Thomas Merton
LA NUIT DE LA SAINT-JEAN
& AUTRES POÈMES INÉDITS
Thomas Merton, mort accidentellement à Bangkok en 1968, n’ayant pas atteint 55 ans, reste une figure emblématique inspirante, même un demi-siècle plus tard. Il est né, il y a tout juste un siècle (1915). Il est le moine le mieux connu du XXe siècle, célèbre par ses récits et journaux autobiographiques, ses écrits sur l’histoire de la spiritualité, en Occident comme en Orient (Tao, Zen etc.), ses interventions dans le débat politique de son pays, pour la Paix au moment de la guerre au Vietnam et contre le nucléaire, comme pour ses contributions sur la vie monastique renouvelée lors du Concile Vatican II. Il y a encore le recueil énorme de sa correspondance où sa voix est la plus libre, et son intérêt croissant pour le dialogue monastique interreligieux. Mais là où il peut encore nous surprendre en francophonie, c’est en tant que poète. Jusqu’ici très peu de ses poèmes avaient été traduits en français. Une première édition en anglais couvrait plus de mille pages (en 1977, avec même un poème rédigé en français (voir ici p.49) et une dizaine de pages de poèmes traduits du français, de René Char notamment !). Xavier Morales a pris sur lui de nous présenter Merton poète : il s’est mis à faire un choix et à traduire en français sa récolte. Cela fait quelque trente-cinq poèmes qui couvrent toute la vie du moine, dans une succession avant tout chronologique (depuis ’40 à ’68). Presque chaque poème reçoit une introduction appropriée et l’ensemble reçoit une large introduction qui permet de situer l’œuvre poétique du moine-écrivain dans le contexte même de sa vie.

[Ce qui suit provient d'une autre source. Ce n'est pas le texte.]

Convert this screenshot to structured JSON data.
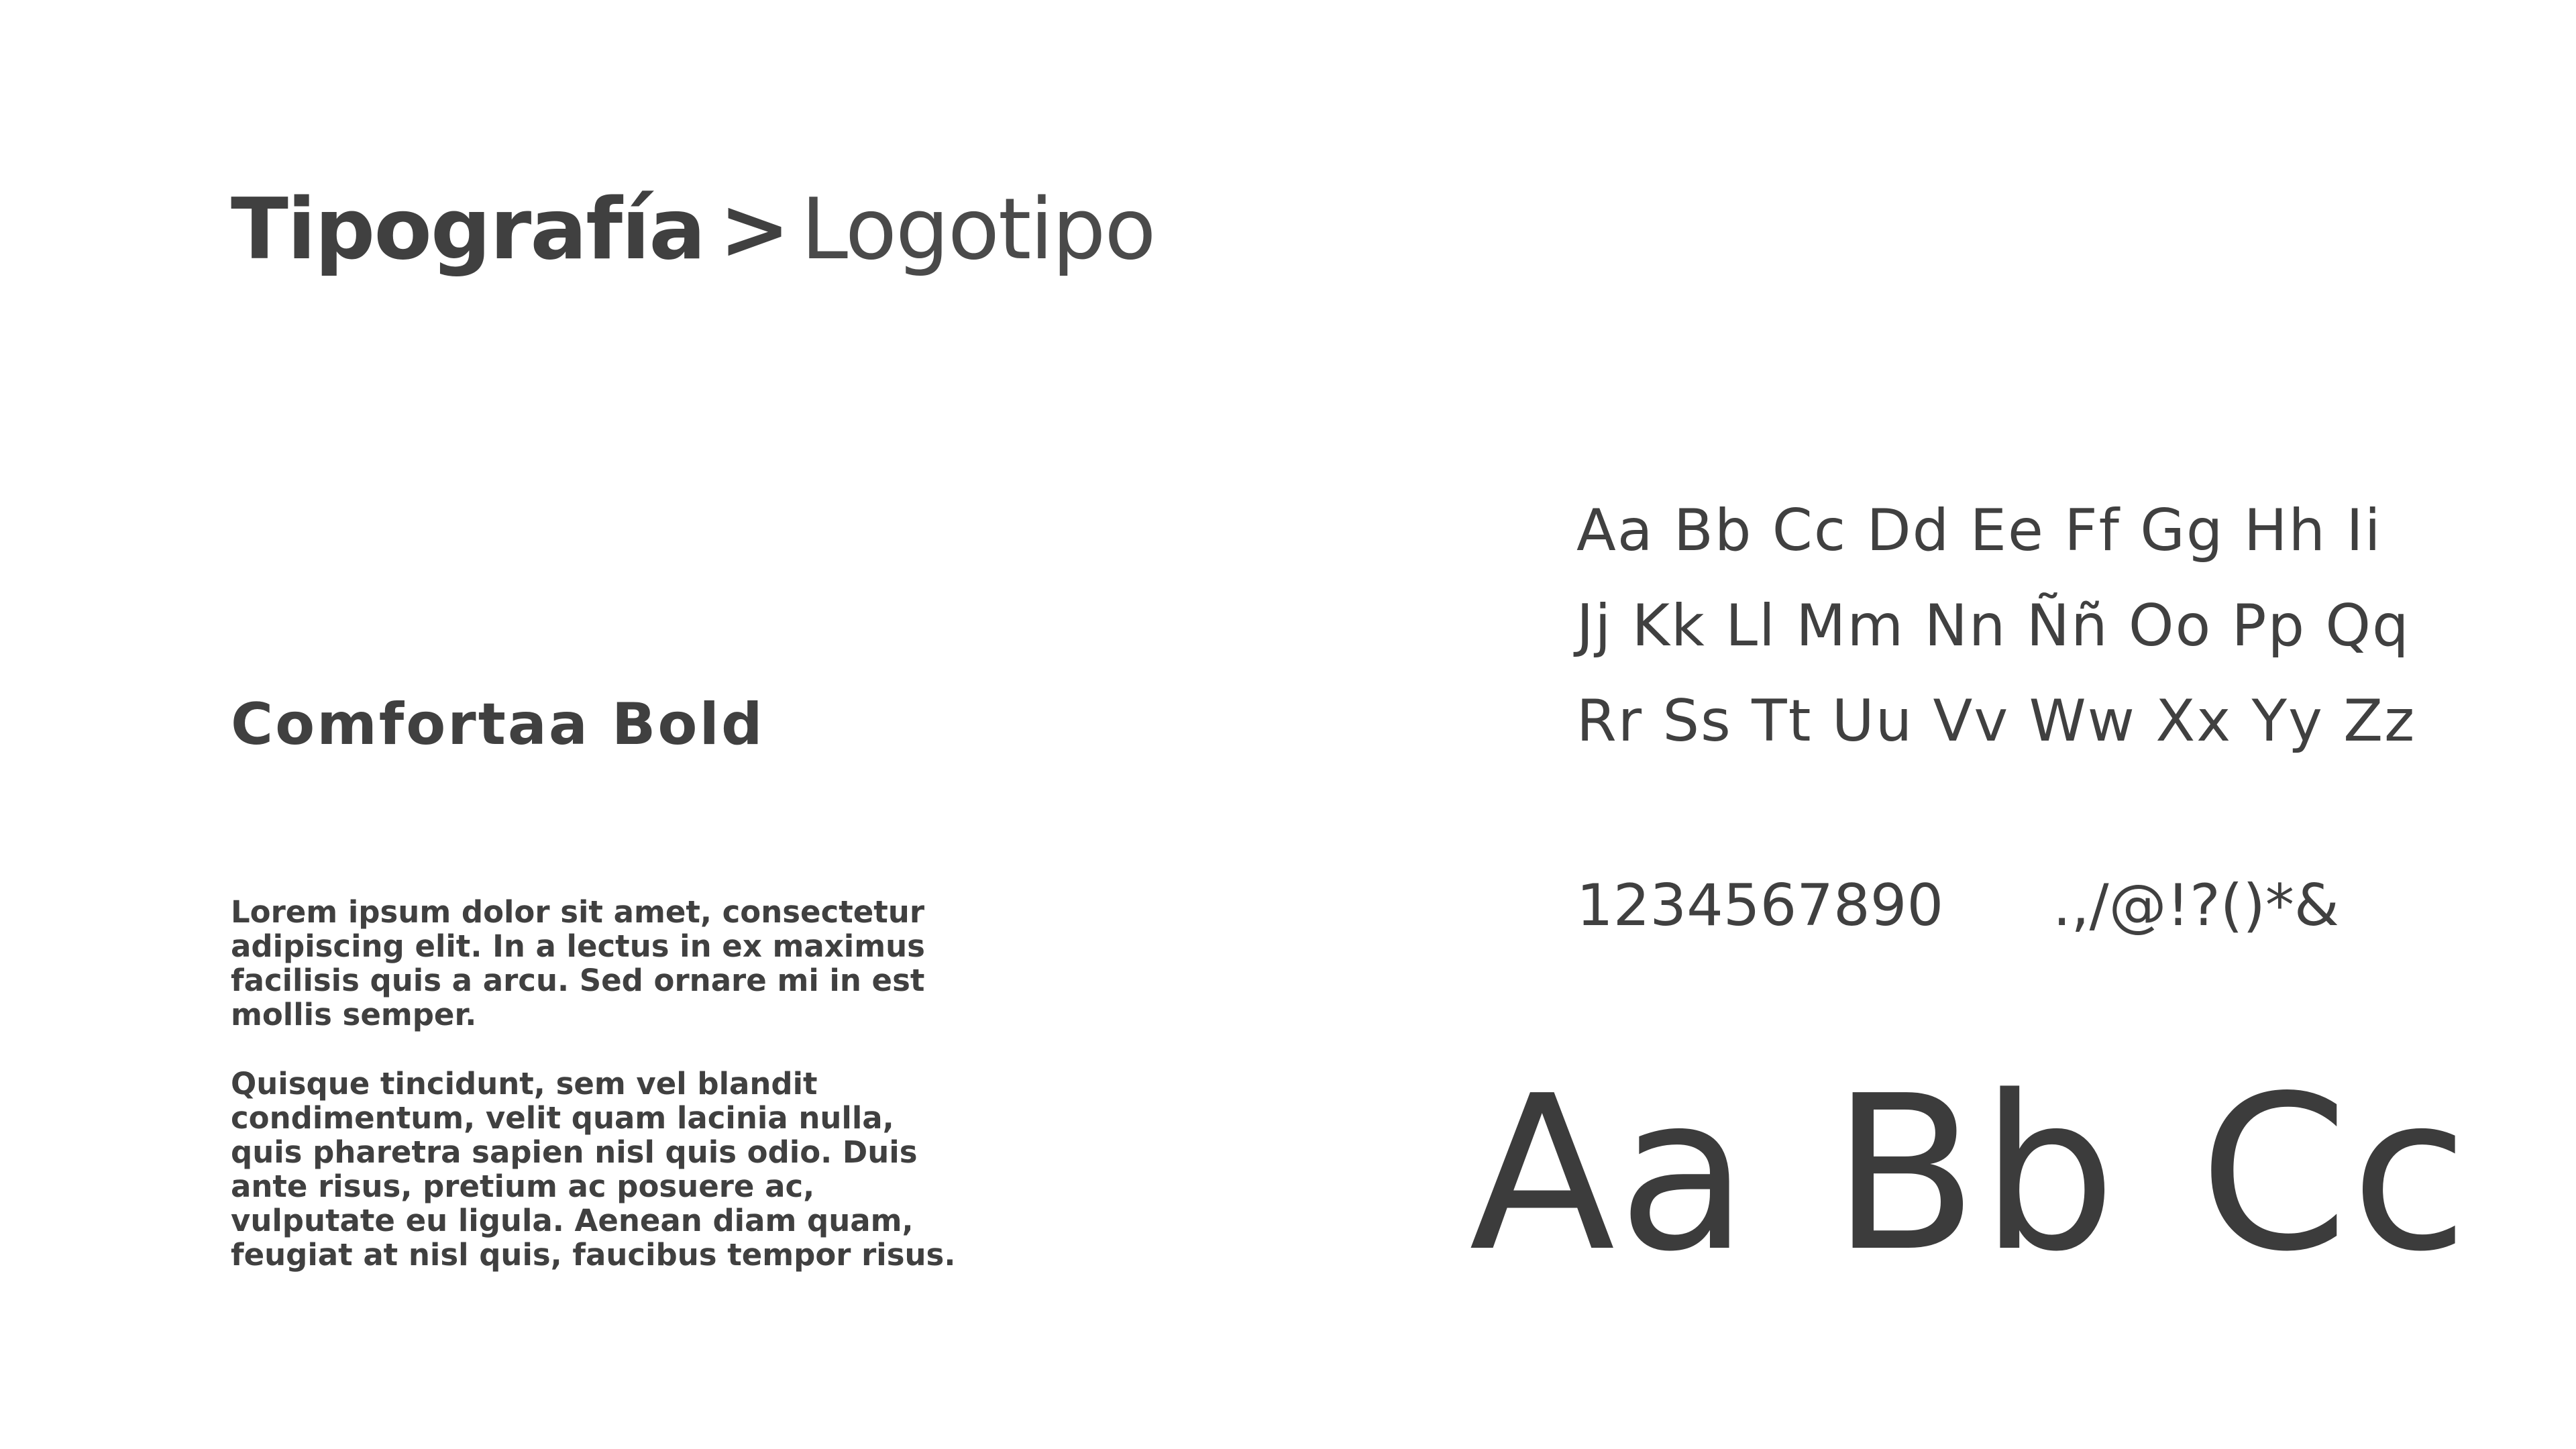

Le résultat est une belle collection de moments poétiques remarquables dans lesquels se reflète toute la vie du moine, sa quête de Dieu, du silence, de la vie en solitude, de la sagesse orientale, comme aussi de sa sagesse en tant que correspondant religieux. Le dernier texte retenu est une prose poétique consacrée à la Hagia Sophia, Sagesse biblique et sagesse bien humaine, rencontrée de façon inoubliable dans la personne qui l’a soigné à l’hôpital en 1966.
Il y a quelque chose de caléidoscopique dans toute l’œuvre de Thomas Merton, et ses poèmes, selon le choix ici opéré, trahissent la même ouverture et la même soif de bonheur et d’authenticité. Arc tendu vers un infini jamais atteint, sa vie d’écrivain comme sa poésie la plus secrète, trouvent des mots pour dire ce mouvement qui porte l’homme de Dieu vers un dépassement inassouvi. Il s’y révèle comme il fait mine de s’y cacher, dans un jeu subtil, ainsi que le montre ce seul verset :
« Je ne me montre pas ni ne me cèle
Mon innocence n’est vaguement perçue
Que par un don divin
Comme une cavité blanche sans explication ». (p.84, Le cactus qui fleurit la nuit).
Il était « zen » bien avant de rencontrer la tradition monastique zen.
On ne peut qu’être reconnaissant au traducteur et à l’éditeur de nous faire connaître en français et de façon aussi bien accompagnée, les secrets de Merton poète.